In recent years, the functions of porous ceramics have been paid high attention. Porous ceramics have advantages of porous materials and advantages of ceramics simultaneously, such as high strength, high elastic modulus, high corrosion resistance, high thermal resistance. The mechanical properties of porous ceramics have come to occupy an important position in application. Various reports have been published on the mechanical properties of foams(porosity above than 70%) over a long period of time. However, No complete interpretation about typical porous ceramics(porosity below than 70%) has been formulated and it seems to be a worthwhile subject to investigate.
The mechanical properties of porous ceramics with the controlled pore design were investigated through experiments and numerical analysis. Elastic modulus changes with different pore structure and pore shape were calculated by using finite element method(FEM). Porous ceramics containing well-defined pore structure and shape were prepared by incorporation of fugitive additives into alumina and incomplete sintering of silica. Processing variables provide various microstructure and the amount of porosity as well. Elastic modulus was evaluated by the impulse excitation of vibration method.

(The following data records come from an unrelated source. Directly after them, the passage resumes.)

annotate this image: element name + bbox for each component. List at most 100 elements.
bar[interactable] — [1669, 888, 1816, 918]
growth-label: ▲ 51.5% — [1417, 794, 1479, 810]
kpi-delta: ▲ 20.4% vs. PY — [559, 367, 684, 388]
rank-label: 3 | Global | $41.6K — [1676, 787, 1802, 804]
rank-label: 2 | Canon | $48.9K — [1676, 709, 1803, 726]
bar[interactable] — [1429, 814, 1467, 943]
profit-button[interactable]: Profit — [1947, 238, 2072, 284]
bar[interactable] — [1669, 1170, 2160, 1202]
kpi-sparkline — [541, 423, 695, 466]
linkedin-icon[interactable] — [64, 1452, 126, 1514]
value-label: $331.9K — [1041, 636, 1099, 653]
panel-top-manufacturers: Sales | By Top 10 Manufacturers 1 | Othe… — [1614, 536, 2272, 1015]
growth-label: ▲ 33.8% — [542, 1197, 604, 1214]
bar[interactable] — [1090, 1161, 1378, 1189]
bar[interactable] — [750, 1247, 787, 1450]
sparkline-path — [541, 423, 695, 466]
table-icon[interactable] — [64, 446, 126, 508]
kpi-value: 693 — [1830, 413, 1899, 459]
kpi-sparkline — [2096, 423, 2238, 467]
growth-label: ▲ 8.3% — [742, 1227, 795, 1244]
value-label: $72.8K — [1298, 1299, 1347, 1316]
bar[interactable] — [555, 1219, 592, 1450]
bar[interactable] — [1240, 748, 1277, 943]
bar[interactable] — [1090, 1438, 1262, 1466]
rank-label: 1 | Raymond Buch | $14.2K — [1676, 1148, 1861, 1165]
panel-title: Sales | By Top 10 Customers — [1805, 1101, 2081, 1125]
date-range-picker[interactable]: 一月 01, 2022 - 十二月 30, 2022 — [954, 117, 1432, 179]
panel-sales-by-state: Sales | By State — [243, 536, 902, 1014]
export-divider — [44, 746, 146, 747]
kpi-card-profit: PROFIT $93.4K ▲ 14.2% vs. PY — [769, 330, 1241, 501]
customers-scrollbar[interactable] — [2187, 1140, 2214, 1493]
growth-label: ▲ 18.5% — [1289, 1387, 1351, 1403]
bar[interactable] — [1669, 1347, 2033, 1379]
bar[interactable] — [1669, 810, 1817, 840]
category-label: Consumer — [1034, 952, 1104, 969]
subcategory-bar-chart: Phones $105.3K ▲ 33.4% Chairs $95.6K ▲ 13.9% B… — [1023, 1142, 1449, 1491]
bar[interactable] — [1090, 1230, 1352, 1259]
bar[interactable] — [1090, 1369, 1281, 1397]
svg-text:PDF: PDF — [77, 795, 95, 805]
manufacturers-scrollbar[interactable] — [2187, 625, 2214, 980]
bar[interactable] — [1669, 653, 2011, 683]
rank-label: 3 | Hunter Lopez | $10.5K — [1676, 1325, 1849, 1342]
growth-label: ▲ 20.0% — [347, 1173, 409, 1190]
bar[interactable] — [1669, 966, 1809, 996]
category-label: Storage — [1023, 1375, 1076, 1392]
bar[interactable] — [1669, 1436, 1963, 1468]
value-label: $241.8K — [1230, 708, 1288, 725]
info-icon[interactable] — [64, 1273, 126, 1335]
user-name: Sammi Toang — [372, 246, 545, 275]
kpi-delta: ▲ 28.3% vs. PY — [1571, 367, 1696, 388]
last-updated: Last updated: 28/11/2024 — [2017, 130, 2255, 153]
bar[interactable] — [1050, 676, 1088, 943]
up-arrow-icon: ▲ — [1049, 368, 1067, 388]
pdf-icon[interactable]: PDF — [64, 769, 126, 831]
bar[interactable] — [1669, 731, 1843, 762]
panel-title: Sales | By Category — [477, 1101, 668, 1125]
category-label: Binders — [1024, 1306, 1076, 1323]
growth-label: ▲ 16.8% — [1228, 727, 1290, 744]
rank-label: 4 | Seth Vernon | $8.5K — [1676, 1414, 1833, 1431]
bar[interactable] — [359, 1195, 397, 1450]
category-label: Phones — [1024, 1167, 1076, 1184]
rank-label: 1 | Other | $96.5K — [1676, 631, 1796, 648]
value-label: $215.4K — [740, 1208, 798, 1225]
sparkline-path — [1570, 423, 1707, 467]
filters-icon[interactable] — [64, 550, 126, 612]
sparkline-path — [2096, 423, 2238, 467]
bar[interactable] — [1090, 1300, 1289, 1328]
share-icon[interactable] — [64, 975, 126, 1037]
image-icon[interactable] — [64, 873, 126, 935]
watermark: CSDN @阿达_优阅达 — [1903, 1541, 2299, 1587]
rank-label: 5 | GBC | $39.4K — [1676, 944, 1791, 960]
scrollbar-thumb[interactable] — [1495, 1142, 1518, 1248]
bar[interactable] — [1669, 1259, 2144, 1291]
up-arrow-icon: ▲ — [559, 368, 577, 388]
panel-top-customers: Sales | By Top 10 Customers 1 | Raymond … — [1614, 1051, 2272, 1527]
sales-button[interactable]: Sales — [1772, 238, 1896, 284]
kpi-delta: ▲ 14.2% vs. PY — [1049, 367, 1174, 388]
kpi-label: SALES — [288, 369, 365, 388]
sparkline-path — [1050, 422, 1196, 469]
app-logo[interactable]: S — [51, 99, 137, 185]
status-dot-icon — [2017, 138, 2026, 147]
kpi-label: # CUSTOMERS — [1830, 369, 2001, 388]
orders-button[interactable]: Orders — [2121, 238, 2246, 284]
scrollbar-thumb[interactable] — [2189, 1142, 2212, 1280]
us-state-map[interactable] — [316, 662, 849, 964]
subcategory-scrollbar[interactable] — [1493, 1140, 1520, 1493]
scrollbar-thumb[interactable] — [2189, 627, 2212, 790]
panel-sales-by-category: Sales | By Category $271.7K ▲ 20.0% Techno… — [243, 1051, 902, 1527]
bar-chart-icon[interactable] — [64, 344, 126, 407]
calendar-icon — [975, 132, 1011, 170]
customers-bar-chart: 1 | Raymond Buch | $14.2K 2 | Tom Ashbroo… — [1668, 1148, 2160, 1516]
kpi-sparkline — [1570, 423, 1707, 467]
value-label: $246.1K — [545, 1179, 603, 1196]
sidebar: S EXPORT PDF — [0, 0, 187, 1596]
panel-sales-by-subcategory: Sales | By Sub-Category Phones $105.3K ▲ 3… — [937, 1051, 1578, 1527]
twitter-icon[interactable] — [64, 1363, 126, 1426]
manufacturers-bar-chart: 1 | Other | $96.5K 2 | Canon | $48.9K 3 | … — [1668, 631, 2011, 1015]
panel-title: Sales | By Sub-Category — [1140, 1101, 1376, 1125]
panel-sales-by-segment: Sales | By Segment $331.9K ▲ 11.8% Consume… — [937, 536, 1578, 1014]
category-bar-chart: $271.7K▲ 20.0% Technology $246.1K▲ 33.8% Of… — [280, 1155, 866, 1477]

Effect of pore structure on elastic modulus was investigated. Elastic modulus of the inter-connected pore structure was more sensitive to porosity than that of the isolated pore structure and open porosity/closed porosity ratio could be used to predict elastic modulus. Effect of pore shape on elastic modulus was examined. It was found that elastic modulus changed as loading condition and pore shape changed. Semi-empirical equation was derived from FEM results in order to predict elastic modulus with aspect ratio of ellipsoidal pores. Finite element analysis was confirmed as a useful tool to simulate the effect of pore structure and shape on the mechanical properties of porous ceramics.